The split is also evident in the structure of properties sold, he said. Purchases of single-family homes decreased 5.8 percent to an annual rate of 4.05 million, the report revealed.
Existing-home sales, which are tabulated when a purchase contract closes, are recovering from a 13-year low of 4.11 million in 2008, three years right after a record 7.08 million homes were sold.
Inclement weather in the eastern U.S. risks further limiting the housing market. Last month was the coldest January since 1994 in the contiguous U.S., built upon gas-weighted heating-degree days, a measure of energy demand, according to Commodity Weather Group LLC in Bethesda, Maryland. The Northeast is experiencing the coldest winter since 1982, measured from December to February, the team said.
The rate of home construction fell 16 percent to an 880,000 annualized rate last month, the biggest decrease from February 2011, Commerce Department data revealed last week.
Builder confidence also slumped as the weather decreased both possible buyer traffic and sales. The National Association of Home Builders/Wells Fargo sentiment gauge dropped to 46 this month from 56 in January, the biggest downturn since monthly record-keeping began in 1985. Readings less than 50 mean more respondents mentioned poor market conditions than good.

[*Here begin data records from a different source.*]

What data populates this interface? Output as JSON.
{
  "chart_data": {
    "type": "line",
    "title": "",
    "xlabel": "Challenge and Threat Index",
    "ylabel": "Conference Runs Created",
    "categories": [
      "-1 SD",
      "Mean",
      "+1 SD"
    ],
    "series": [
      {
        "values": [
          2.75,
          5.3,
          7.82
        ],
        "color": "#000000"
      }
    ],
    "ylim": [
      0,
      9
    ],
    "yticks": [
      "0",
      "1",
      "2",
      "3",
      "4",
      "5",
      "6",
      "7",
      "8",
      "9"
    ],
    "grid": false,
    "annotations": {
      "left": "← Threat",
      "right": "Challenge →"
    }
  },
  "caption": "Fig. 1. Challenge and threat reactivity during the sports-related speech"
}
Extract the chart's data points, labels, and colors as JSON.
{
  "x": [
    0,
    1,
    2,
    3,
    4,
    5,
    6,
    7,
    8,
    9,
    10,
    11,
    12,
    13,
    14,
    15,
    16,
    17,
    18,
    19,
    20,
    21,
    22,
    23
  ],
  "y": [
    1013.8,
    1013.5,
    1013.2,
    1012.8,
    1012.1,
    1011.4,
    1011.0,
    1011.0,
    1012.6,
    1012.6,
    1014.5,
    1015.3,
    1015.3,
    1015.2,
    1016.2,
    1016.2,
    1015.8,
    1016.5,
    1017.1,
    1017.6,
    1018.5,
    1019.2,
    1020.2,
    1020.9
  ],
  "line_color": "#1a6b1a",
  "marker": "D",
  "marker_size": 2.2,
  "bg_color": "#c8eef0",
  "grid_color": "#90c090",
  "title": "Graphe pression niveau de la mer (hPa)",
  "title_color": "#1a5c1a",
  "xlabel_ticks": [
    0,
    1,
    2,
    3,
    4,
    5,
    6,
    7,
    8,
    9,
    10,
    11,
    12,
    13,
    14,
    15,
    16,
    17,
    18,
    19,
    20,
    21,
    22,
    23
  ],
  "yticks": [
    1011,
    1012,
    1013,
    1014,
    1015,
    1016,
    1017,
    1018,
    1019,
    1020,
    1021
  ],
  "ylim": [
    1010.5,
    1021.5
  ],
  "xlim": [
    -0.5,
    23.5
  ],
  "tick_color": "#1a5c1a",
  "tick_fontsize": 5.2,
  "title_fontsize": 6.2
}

Aside from weather, buying a home has become less affordable. The 30-year fixed mortgage rate 4.33% in the week ended Feb. 20, up from 3.56 percent around the same time a year ago. After hitting a four-month low of 4.10 percent at the end of October, the average rate jumped to 4.53 percent at the beginning of this year.
“If you recall back a couple quarters ago, there was a very adverse response to the boost in mortgage rates, even though they were slight and they’re still historically low by anybody’s standards,” Donald Tomnitz, chief executive officer of DR Horton Inc., said on a Jan. 28 phone meeting. As spring approaches, rates “will be less and less a factor.”.